Tienen dinero, tienen fama, tienen todos los hombres que quieran o todas las mujeres que quieran, o todos los "Gay" que quieran, lo que quieran, lo tienen. Y sin embargo viven aburridos, deprimidos, tomando antidepresivos, tratando de dormir de cualquier manera. Hasta que un día no aguantan la presión, se dan una sobredosis y se matan. Eso no me lo invento yo. Ahí están las estadísticas.
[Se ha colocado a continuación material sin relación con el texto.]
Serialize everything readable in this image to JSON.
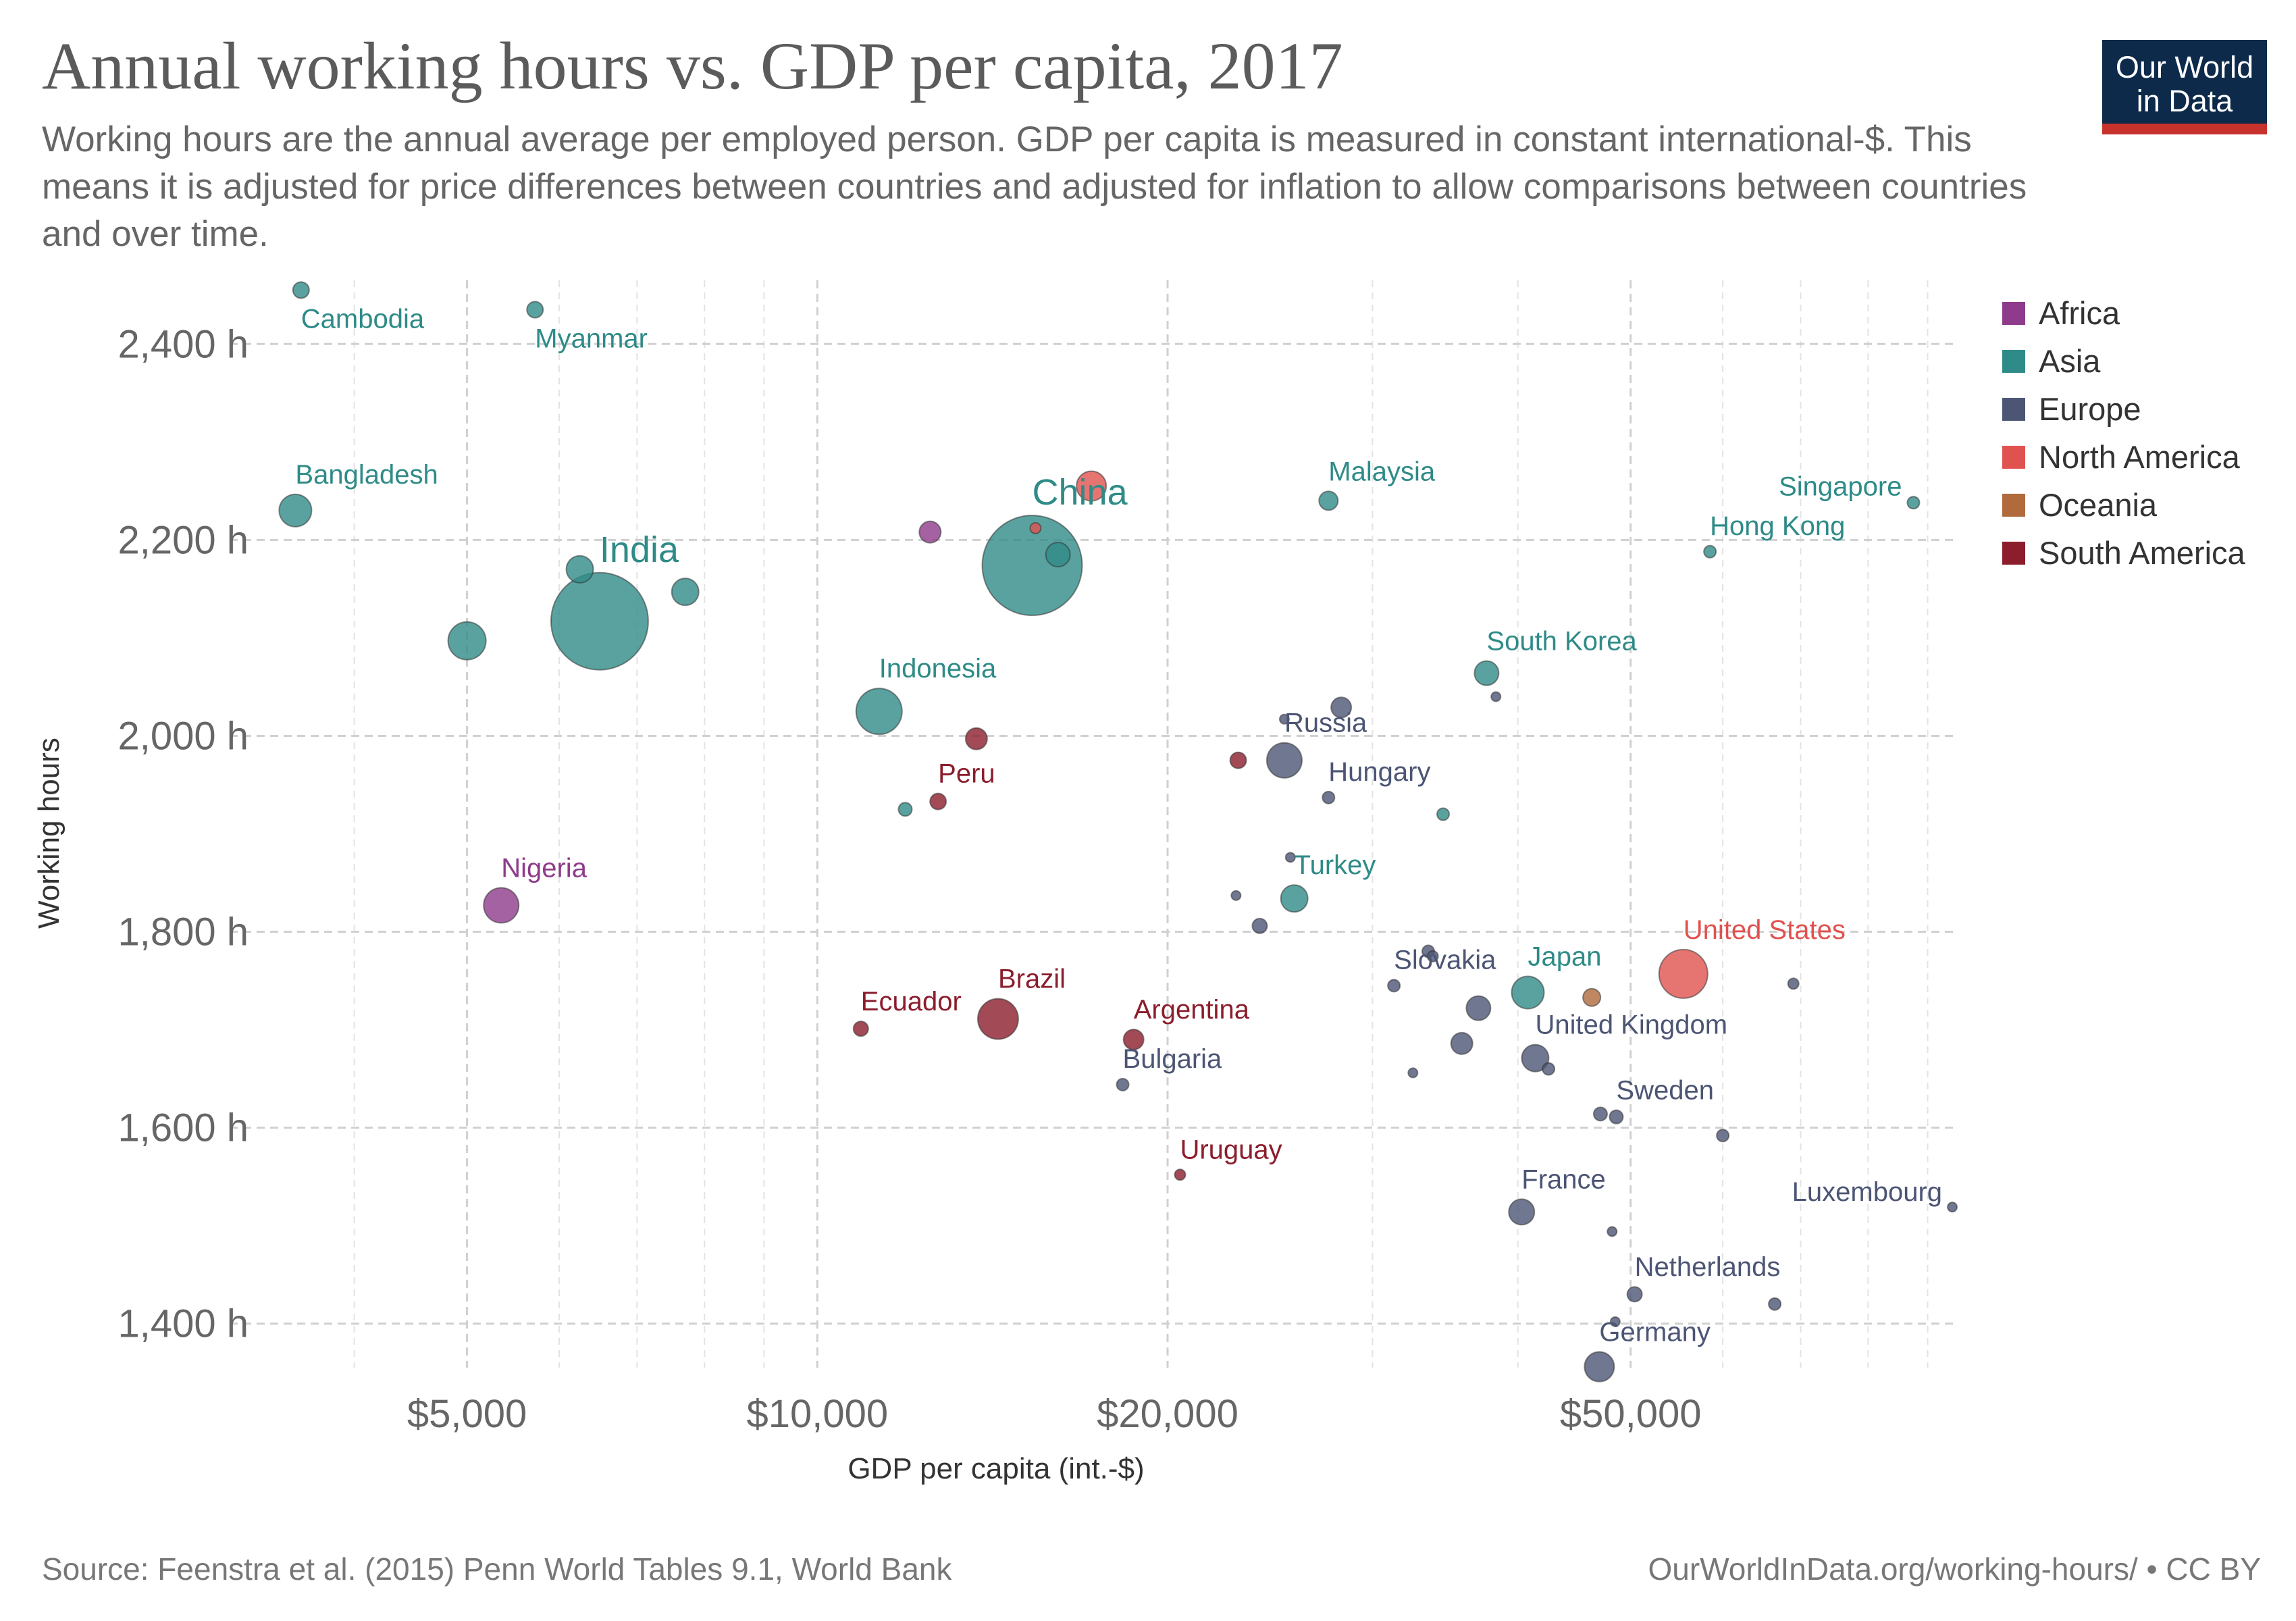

Hermanos, El que solo vive para producir, consumir y entretenerse, está haciendo negociados con la muerte. Y la muerte cobra duro y a tiempo. Por eso hay que agradecerle al Resucitado que abre una esperanza de cielo. ¿Qué significa esperanza de cielo? Significa que mi vida es mucho más que producir, consumir y entretenerse.
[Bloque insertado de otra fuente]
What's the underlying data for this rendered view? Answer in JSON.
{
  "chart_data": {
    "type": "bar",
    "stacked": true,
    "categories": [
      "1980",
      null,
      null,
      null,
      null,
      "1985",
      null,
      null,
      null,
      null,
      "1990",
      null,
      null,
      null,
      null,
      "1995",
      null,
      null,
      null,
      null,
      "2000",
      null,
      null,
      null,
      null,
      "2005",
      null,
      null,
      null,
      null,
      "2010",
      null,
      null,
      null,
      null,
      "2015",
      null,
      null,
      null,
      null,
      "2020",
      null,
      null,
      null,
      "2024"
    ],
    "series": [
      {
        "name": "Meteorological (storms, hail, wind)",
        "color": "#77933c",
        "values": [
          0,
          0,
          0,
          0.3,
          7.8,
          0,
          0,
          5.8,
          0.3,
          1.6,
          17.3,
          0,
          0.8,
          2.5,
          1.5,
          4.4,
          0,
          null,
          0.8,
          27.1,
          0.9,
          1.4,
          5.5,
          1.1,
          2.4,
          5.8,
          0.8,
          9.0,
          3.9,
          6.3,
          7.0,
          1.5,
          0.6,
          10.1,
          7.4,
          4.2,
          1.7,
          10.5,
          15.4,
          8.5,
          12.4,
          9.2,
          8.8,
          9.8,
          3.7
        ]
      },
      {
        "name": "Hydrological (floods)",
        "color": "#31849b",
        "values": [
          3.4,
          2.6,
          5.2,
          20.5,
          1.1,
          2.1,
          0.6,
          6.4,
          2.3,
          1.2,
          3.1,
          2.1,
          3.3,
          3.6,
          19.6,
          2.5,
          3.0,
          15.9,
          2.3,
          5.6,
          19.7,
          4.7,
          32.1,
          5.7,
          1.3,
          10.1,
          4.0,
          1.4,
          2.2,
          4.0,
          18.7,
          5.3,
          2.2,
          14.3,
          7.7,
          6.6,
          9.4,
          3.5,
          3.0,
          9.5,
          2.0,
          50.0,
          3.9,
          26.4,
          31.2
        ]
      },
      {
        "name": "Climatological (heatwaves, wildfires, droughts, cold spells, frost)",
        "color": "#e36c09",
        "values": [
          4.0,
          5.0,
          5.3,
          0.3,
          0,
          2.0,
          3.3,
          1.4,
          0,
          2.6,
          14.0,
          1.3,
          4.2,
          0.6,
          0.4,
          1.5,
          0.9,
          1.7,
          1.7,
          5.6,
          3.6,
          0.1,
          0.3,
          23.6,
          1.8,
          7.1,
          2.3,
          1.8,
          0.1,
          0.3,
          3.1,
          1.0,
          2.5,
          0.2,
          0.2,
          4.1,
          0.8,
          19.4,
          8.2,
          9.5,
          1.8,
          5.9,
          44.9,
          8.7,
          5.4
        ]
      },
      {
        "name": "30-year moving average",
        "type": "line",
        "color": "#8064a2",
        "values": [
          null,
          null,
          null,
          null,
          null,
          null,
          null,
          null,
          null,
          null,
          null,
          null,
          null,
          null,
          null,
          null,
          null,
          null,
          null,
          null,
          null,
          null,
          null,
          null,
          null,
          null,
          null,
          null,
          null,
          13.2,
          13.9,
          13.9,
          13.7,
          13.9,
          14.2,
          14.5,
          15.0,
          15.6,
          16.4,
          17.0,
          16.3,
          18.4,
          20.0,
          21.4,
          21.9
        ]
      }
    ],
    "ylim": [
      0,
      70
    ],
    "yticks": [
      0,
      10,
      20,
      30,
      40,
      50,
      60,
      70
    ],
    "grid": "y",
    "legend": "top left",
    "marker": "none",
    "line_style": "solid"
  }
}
Y ¿Qué más es mi vida? Mi vida es que he sido amado. He sido perdonado y he sido enviado. Esa es mi vida. -He sido amado. He sido perdonado y he sido enviado. Y como he sido amado y he sido perdonado, conozco ese Dios Y como ese Dios me ha enviado, yo tengo una buena noticia para compartir con mis hermanos y la buena noticia que yo comparto con mis hermanos, me da una alegría que no me la puede dar nadie más-. Y entonces encuentro para qué es la vida. La vida de la tierra es prólogo, comienzo y semilla de la vida, del cielo. Y entonces la vida tiene significado, porque ya no solo es producir, consumir y entretenerse. Sirva la propaganda. Cuidado con la música que oyen. Cuidado con la música que oyen sus hijos. Hágame el favor de subirle el nivel, no el volumen, el nivel. Piense usted. Esta letra sirve que la oiga mi hija. Mejoren el nivel. Que si está en inglés o está en francés, no importa. Busque la traducción.

Cuiden su cabeza caray. Cuídenla. ¿Cuántas cabezas tiene?, ¿Cuántos cerebros tiene?, ¿Cuántas vidas tiene?, ¿Cuántos corazones tiene? Cuídelos, ¡cuídelos! Hay que cuidar la cabecita. Hay que cuidar el corazón. El suyo y el de sus hijos. Pero bueno, la enseñanza más importante es que Cristo Resucitado nos ha traído libertad y nos ha traído coherencia y nos ha traído cielo. Libertad para saber que el matón, haga lo que haga, solo llega hasta la muerte. Coherencia para recuperar el tejido social, porque con tantas mentiras que nos hemos dicho, por eso estamos tan desgarrados. Y cielo, para que sepamos que nuestra vida no es solamente producir, consumir y entretenerse. Hemos sido amados, hemos sido perdonados y hemos sido enviados.